Stellar installe à Bordeaux ses satellites 5G pour connecter le marché automobile de demain

EXCLUSIF. Développer une constellation de satellites pour garantir une connexion internet fiable aux véhicules, à commencer par le marché automobile : c'est le projet de Stellar Télécommunications, qui installe ce mois-ci son siège social et sa R&D à Bordeaux Métropole. Fondée par un acteur chevronné du New Space, cette startup est massivement soutenue par la Région Nouvelle-Aquitaine et affiche d'énormes ambitions avec 300 emplois bordelais en 2025. A condition de réunir les moyens financiers nécessaires sur un marché déjà concurrentiel. Explications.
Stellar Télécommunications déménage ses équipes à Bordeaux Métropole. La startup du New Space développe un boîtier et une architecture satellitaire pour connecter les véhicules partout, à commencer par le marché automobile.

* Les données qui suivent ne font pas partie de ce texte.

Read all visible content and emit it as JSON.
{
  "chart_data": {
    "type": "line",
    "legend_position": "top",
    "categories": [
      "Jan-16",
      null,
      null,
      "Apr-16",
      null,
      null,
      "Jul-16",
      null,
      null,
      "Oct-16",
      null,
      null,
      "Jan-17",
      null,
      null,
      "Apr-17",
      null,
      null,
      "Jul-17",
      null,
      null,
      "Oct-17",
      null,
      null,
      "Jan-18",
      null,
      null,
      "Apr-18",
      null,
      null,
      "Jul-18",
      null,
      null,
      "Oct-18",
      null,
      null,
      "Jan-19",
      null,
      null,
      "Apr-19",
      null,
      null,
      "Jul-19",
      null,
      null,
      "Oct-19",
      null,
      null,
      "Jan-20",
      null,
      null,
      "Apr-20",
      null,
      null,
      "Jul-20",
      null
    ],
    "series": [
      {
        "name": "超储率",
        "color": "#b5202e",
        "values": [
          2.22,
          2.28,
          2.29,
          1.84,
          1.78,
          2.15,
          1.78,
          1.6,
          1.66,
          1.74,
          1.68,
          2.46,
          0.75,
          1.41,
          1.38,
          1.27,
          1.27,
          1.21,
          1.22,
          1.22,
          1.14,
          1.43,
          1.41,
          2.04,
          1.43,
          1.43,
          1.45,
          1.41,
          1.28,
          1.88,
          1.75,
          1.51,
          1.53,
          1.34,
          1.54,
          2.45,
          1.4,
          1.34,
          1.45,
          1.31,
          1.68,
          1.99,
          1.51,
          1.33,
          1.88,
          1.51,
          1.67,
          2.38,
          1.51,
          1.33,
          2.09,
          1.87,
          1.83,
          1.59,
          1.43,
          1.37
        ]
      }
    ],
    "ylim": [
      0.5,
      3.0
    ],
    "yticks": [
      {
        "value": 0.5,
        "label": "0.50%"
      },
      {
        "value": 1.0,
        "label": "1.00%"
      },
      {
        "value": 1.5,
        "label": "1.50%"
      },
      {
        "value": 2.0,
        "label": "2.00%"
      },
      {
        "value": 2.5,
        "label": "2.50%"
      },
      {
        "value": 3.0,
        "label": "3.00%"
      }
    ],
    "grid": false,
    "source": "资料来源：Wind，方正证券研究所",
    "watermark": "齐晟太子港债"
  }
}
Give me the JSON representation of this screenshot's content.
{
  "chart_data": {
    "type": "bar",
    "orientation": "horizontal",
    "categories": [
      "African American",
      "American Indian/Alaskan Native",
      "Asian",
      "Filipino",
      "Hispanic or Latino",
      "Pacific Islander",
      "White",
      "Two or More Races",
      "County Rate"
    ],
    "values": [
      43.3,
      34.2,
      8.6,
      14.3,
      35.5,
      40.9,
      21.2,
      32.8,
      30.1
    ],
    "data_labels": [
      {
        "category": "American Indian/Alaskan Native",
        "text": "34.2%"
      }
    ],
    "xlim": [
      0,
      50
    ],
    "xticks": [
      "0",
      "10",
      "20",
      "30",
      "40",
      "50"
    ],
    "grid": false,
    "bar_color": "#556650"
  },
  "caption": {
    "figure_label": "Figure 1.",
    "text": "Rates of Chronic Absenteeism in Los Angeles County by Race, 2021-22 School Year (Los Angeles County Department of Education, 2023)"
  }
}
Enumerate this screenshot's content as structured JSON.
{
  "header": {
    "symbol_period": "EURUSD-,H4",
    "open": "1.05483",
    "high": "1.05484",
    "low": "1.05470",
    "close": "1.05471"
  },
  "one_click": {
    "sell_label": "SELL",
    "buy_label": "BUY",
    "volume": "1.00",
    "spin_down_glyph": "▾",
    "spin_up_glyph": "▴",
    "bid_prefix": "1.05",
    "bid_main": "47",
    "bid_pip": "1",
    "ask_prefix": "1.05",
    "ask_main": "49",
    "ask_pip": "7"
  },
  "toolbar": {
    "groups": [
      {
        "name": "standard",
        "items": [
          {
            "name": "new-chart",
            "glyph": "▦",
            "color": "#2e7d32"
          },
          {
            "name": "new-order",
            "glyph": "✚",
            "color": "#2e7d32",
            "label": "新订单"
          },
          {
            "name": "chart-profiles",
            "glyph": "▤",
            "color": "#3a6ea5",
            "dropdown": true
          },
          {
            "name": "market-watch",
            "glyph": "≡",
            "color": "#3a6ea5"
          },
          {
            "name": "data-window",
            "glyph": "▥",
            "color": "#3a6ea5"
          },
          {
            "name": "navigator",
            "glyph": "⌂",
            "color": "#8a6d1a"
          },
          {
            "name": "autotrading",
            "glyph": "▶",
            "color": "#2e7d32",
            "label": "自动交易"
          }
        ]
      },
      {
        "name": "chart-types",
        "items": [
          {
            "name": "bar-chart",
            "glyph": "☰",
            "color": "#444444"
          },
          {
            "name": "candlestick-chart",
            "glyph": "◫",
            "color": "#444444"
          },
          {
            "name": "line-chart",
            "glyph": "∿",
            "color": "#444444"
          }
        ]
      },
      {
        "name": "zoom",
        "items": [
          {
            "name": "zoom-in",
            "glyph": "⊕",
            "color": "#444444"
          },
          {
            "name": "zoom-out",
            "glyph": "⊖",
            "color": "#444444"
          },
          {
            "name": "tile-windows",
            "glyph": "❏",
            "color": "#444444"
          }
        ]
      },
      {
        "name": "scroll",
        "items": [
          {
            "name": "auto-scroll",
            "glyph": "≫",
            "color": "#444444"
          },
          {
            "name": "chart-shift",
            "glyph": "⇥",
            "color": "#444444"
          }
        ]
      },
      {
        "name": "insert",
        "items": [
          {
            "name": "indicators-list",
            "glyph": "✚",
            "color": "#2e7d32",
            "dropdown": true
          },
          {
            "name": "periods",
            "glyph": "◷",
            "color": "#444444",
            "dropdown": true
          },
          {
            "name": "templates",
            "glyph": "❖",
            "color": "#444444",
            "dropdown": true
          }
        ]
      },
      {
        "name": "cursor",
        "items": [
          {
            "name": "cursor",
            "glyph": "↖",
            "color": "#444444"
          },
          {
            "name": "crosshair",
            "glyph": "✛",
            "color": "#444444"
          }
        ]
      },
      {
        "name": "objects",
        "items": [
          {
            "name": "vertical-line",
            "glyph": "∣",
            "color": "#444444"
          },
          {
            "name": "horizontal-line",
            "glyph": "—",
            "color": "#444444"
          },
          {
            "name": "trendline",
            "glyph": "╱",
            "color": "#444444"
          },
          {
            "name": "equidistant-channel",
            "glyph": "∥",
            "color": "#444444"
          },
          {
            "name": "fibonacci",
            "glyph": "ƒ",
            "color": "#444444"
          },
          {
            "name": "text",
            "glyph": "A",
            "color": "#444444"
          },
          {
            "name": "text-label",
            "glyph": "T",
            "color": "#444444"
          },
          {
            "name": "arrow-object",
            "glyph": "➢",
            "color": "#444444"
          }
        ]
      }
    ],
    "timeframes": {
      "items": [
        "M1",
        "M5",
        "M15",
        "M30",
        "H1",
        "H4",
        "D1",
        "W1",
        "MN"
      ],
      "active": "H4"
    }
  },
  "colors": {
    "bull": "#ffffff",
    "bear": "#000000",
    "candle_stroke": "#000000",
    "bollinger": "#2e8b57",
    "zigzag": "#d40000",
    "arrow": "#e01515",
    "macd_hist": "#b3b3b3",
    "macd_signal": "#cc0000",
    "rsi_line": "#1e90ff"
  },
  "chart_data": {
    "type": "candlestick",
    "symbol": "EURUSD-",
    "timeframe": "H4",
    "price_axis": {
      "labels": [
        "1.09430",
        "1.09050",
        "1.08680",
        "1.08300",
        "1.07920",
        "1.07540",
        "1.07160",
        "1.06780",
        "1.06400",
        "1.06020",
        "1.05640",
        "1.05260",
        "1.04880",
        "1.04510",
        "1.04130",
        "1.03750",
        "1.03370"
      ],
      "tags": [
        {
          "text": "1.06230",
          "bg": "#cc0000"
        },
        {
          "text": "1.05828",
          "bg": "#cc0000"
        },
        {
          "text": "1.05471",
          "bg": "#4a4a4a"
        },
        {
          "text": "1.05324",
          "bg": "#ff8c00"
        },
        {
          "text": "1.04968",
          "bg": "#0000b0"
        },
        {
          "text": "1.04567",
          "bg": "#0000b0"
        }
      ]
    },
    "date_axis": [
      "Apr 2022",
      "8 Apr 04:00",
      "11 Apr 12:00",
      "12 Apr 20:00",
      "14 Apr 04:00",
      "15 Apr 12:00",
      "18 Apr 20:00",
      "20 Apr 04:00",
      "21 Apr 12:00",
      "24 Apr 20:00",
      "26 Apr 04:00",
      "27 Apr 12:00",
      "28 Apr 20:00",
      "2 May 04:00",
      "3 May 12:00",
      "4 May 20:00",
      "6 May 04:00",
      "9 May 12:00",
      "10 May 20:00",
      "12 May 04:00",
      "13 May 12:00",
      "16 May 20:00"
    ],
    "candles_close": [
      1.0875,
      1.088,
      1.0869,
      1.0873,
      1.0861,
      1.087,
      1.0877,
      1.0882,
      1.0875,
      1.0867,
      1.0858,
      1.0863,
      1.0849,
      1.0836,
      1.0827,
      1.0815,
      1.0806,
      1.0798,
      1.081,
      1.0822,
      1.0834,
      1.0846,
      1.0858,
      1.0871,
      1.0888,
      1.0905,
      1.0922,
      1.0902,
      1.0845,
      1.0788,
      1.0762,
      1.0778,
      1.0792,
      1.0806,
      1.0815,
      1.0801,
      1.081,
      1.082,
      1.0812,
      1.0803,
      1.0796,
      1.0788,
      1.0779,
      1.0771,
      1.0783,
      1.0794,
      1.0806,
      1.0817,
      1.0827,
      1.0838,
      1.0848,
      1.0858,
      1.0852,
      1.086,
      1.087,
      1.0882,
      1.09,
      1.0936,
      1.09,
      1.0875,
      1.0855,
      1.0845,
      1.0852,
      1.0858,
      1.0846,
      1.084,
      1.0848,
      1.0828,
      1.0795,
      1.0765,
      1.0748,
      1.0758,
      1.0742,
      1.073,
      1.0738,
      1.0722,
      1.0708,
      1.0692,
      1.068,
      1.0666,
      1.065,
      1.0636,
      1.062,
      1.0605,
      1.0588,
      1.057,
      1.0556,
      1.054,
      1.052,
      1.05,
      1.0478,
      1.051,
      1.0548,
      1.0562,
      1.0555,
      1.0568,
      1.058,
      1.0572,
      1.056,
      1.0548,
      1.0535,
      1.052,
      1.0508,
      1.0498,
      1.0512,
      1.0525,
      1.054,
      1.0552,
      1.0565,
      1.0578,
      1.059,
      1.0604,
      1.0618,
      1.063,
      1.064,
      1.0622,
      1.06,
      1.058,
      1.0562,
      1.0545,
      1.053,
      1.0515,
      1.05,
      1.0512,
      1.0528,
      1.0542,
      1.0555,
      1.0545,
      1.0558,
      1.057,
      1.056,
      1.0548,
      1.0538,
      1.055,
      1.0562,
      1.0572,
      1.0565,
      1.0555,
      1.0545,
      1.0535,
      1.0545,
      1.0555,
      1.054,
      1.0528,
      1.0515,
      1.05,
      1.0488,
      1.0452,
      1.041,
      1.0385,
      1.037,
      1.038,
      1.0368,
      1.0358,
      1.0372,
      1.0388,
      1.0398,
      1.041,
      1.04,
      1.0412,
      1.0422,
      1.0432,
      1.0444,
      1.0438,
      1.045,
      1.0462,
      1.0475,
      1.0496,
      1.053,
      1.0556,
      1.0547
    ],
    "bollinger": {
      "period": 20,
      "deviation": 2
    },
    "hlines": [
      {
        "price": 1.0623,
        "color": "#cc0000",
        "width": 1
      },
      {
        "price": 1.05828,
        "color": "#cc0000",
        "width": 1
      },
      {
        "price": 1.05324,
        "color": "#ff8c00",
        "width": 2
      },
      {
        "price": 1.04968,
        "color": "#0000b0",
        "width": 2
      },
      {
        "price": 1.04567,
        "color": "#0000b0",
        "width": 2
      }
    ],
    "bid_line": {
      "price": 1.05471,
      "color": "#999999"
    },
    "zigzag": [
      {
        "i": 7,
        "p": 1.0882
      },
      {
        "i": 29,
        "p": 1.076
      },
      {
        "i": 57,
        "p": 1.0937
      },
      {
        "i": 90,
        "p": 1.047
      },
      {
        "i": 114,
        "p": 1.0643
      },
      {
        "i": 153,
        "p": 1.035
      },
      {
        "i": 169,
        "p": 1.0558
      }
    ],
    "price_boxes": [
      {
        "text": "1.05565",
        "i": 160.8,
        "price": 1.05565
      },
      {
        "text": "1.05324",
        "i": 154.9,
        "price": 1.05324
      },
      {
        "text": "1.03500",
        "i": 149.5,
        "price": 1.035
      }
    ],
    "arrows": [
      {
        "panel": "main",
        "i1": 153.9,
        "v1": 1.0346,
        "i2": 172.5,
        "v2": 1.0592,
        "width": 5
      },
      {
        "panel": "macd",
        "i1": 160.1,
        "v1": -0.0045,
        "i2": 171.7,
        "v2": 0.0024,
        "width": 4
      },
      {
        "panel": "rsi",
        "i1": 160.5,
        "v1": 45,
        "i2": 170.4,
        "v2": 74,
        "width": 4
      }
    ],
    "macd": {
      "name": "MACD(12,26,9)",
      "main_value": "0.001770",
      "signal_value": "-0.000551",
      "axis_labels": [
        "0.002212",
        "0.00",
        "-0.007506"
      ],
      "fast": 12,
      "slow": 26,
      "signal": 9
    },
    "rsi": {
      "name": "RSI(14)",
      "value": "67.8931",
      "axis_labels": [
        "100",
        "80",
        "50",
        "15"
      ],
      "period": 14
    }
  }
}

Stellar Télécommunications déménage ses équipes à Bordeaux Métropole. La startup du New Space développe un boîtier et une architecture satellitaire pour connecter les véhicules partout, à commencer par le marché automobile. (Crédits : Stellar Telecom)

Le conseil régional de Nouvelle-Aquitaine a l'habitude d'être proactif, quitte à sortir le chéquier, pour convaincre des projets industriels de s'installer dans la région. Mais ce n'est pas tous les jours que les élus votent une aide d'un million d'euros à une startup qui vient seulement de fêter son premier anniversaire. Signe de l'intérêt de la collectivité, ce montant correspond à plus d'un quart de l'investissement porté par Stellar Télécommunications, pour s'installer dans l'agglomération bordelaise. Cette startup de la deeptech se situe au croisement du spatial, de l'automobile et de l'internet des objets. Elle ambitionne de développer un boîtier de télécommunications, une constellation de satellites 5G en orbite basse et l'architecture logicielle qui va avec pour fournir une connexion internet fiable lors des déplacements en voiture, en train, en bateau ou même en véhicules de chantier ou de secours. Le tout doit permettre de créer 70 emplois à Bordeaux Métropole d'ici 18 mois puis autour de 300 d'ici trois ans.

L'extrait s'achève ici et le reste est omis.